Merck wird die Einnahmen mit neuen Mitteln in Zukunft brauchen. Zu Jahresbeginn belasteten vor allem schrumpfende Umsätze mit dem Medikament Rebif das Pharmageschäft. Merck hat bei dem Mittel gegen die Nervenkrankheit Multiple Sklerose (MS) mehr Konkurrenz bekommen. Momentan ist Rebif vor dem Krebsmittel Erbitux noch das umsatzstärkste Medikament bei Merck. Auch bei Erbitux sinkt aber der Umsatz.

Trotz der Schwierigkeiten im Pharmageschäft stieg der Umsatz im ersten Quartal - getrieben vom starken Dollar - um knapp 16 Prozent im Jahresvergleich auf 3,04 Milliarden Euro. In Lateinamerika wuchs der Umsatz aus eigener Kraft am stärksten. Auch in Asien liefen die Geschäfte besser - im Vergleich zum vergangenen Jahr schwächte sich das Tempo hier aber ab, sagte Kuhnert.

Aktie am Dax-Ende

Der Gewinn im laufenden Geschäft konnte mit dem Umsatzplus nicht mithalten: Das um Sondereinflüsse bereinigte Ergebnis vor Zinsen, Steuern und Abschreibungen (bereinigtes Ebitda) wuchs lediglich um knapp 6 Prozent auf 853 Millionen Euro. Analysten hatten mit etwas mehr gerechnet. Die Aktie lag am Dienstagmittag mit einem Minus von zwei Prozent klar am Ende des Dax, obwohl Merck mit seinen bestätigten Jahreszielen im Rahmen der Erwartungen lag.
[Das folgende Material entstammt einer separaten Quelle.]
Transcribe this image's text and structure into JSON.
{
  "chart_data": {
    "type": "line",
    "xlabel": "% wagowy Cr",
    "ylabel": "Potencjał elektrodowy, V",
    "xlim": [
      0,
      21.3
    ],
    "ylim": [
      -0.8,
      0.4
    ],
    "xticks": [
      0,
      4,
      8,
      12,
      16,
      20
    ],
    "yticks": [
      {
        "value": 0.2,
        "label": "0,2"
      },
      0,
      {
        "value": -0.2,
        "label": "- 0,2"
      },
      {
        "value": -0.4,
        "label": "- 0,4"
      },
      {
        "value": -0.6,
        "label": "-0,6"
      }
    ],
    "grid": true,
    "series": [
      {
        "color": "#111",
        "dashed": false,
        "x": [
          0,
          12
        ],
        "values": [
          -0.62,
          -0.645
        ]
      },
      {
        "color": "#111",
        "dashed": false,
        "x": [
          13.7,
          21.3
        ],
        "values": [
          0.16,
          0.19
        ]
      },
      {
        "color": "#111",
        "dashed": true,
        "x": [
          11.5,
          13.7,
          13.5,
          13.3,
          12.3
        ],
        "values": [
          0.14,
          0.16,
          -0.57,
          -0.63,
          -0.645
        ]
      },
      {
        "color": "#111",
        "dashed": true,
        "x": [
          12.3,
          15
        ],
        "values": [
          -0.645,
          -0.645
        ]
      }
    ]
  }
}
Neben dem Pharmageschäft verdient Merck auch Geld mit Flüssigkristallen und anderen Materialien, die man bei der Herstellung von Flachbildschirmen und Handy-Displays braucht. Nach dem Kauf des britischen Spezialchemieherstellers AZ im vergangenen Jahr legte der Umsatz hier um mehr als die Hälfte auf 617 Millionen Euro zu. Das um Sondereinflüsse bereinigte operative Ergebnis kletterte nur etwas schwächer auf 277 Millionen Euro. Merck profitiert hier aber - mit einem Großteil der Produktion in Deutschland - vom schwachen Euro.

Weitere Übernahme voraus

In der Chemiesparte liegt der letzte Zukauf gerade hinter dem Konzern, in der Pharmasparte steht bereits der nächste bevor - diesmal ein noch dickerer Brocken. Mit dem geplanten 17 Milliarden US-Dollar schweren Kauf des Laborausrüsters Sigma Aldrich steht Merck vor der größten Übernahme seiner Unternehmensgeschichte. Die Vorbereitungen dafür drücken allerdings auf den Gewinn: Unterm Strich schrumpfte das Ergebnis auch wegen Finanzierungskosten für den Kauf um mehr als 13 Prozent auf 282 Millionen Euro. Die EU-Wettbewerbsaufsicht habe zwar noch "limitierte Bedenken" wegen des Kaufs, sagte Finanzchef Kuhnert. Der Deal soll dennoch wie geplant Mitte 2015 über die Bühne gehen.